Notice 2017-48 allows employees to donate vacation sick or personal leave in exchange for cash payment that the employer makes to eligible charitable organization. As long as certain requirements are met, the employee is not subject to tax on the value of the leave and it will not be included in income. The employee is not entitled to a charitable deduction; however, the employer may be eligible for a deduction for the donation.
Many employers have policies that allow employees to donate vacation or other leave to co-workers (such as when an employee needs medical leave, parental leave, leave related to a disaster, etc.) It is possible to structure these programs so that the employee who donates the leave is not taxed (the employee who uses the leave will be subject to ordinary income tax on the value of the leave). However, to be tax advantaged the employer donation program needs to meet certain requirements such as it be used for a declared natural disaster or medical emergency. The plan must be in writing.
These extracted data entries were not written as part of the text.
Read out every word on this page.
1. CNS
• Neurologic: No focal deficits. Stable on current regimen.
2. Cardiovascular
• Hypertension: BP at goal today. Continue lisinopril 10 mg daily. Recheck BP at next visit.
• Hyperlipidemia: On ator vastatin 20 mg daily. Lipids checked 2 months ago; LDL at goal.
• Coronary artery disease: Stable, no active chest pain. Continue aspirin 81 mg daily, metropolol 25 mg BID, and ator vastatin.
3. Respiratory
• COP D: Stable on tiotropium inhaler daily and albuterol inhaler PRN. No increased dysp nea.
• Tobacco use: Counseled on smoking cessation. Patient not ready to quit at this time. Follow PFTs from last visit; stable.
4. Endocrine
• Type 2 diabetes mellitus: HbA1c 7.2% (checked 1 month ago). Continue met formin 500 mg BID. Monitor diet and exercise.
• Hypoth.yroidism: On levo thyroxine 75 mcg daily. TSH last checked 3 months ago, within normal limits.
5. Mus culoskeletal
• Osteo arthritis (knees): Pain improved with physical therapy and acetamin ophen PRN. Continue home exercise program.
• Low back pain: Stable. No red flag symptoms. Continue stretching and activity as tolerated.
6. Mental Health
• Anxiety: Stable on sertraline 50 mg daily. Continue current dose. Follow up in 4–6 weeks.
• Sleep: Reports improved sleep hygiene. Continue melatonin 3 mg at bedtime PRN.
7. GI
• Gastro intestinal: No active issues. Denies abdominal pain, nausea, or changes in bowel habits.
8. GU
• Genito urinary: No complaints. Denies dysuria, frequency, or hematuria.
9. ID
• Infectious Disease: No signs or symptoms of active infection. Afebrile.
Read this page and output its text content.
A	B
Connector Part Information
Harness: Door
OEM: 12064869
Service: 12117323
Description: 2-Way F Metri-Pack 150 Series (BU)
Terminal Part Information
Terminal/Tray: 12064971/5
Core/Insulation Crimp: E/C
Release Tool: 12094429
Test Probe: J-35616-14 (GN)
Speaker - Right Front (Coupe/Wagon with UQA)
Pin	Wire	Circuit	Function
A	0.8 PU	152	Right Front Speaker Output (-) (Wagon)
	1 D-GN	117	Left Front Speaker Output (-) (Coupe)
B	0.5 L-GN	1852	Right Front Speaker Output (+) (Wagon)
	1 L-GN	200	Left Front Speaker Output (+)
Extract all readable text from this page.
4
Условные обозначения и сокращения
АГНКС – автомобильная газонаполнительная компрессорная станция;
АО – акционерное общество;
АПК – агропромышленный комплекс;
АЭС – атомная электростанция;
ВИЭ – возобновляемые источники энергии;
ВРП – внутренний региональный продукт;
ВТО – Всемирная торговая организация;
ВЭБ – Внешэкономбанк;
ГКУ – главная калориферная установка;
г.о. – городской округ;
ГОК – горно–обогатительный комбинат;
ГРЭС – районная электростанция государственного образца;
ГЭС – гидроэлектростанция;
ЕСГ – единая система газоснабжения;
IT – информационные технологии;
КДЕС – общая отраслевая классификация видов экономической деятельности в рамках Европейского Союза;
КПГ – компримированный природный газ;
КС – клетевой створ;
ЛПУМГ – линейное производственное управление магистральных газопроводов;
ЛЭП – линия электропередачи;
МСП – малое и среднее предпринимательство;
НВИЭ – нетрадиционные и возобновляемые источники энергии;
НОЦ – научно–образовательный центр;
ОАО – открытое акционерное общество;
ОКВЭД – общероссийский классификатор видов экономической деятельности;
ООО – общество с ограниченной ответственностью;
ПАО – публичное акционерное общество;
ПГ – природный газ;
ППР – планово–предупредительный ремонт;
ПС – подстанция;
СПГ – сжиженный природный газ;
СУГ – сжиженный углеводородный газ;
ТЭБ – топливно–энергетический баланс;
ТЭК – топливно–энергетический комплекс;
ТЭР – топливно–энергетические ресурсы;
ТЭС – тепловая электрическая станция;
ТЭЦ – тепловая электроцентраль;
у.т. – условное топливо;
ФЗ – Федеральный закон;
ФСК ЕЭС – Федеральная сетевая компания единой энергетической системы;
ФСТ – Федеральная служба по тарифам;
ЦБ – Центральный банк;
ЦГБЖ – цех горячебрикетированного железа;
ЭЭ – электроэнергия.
In the case of the current hurricanes, the leave must be used before January 1, 2019.
While there are advantages to implementing a paid-time-off donation policy, there are still many factors to consider before doing so. Employers have several decisions to make about eligibility and amounts,
Employers must decide which employees can donate leave and if there are caps on the amount of leave that one employee can pass on to another.
Employers should create a policy that addresses these and other potential issues. The decision to make leave donation available to employees ultimately depends on the company’s culture. It is much easier to have a leave program in place before disaster strikes than to try to create one while recovering from a disaster.
The Department of Labor (DOL) has said that it recognizes that plan participants and beneficiaries may encounter an array of problems due to the hurricanes, such as difficulties meeting certain deadlines for filing benefit claims and COBRA elections. The guiding principle for plans must be to act reasonably, prudently and in the interest of the employees and their families who rely on their health plans for their physical and economic well-being. Plan fiduciaries should make reasonable accommodations to prevent the loss of benefits in such cases and should take steps to minimize the possibility of individuals losing benefits because of a failure to comply with pre-established timeframes.
In addition, the DOL has said that it acknowledges that there may be instances when full and timely compliance by group health plans may not be possible. The DOL’s approach to enforcement will be marked by an emphasis on compliance assistance and include grace periods and other relief where appropriate, including when physical disruption to a plan or service provider’s principal place of business makes compliance with pre-established timeframes for certain claims’ decisions or disclosures impossible.
In other hurricane-related news, the IRS is granting relief to individuals and businesses in Florida, Georgia, Puerto Rico, the Virgin Islands and part of Texas. The relief postpones various tax deadlines to January 31, 2018.